Despite recent reports, the Coachella Valley Music and Arts Festival will likely remain in Indio, CA in 2014. Indio city councilman Sam Torres had proposed a new admissions tax that would cost the festival an estimated $4 million each year. Promoter Goldenvoice threatened to move Coachella, as well as the also Indio-based Stagecoach festival, to a new location if the tax made it onto the November ballot. As a result, Torres has backed off and dropped the tax proposition completely.
According to the Desert Sun, the admissions tax would have charged 5 to 10 percent of ticket sales (an estimated $18 per ticket for Coachella) to all events hosting more than 2,500 people.
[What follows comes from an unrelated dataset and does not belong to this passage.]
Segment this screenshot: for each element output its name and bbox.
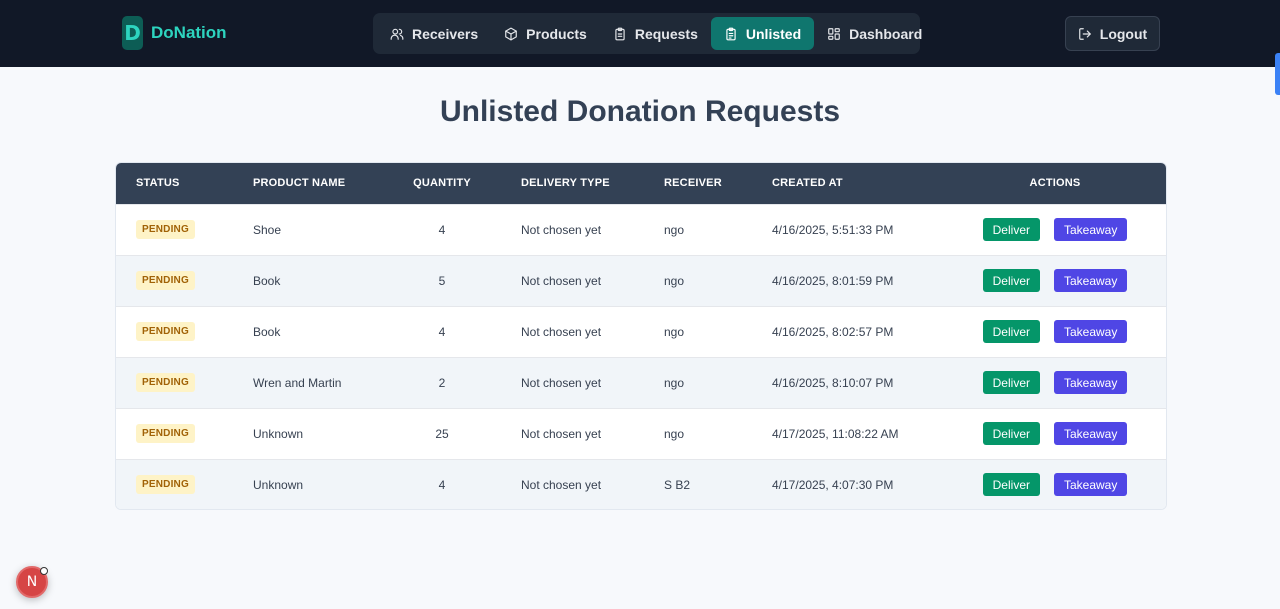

This would have helped Indio recover from financial hardship; however, losing the festivals and the massive revenue that they bring to the city each year altogether could be detrimental.
“The potential for the music festivals to move out of the city exists, and if this should occur it would negatively impact the region; I cannot in good conscience allow this to happen no matter how dire the city’s circumstances,” Torres said in a statement.
Had the admissions tax passed, Paul Tollett, President of Goldenvoice, told the Desert Sun that neither festival would occur in 2014 and that they would seek a new venue outside of Indio for 2015.
Though Goldenvoice has not officially announced that the festivals will stay in Indio, it is likely that they will, now that the admissions tax is off the table. The Los Angeles Times reports that Goldenvoice has invested quite a bit of money in the city of Indio, in order to benefit the production of its festivals. Thus, one would think that the promoter has no desire to move the festivals unless it seems necessary.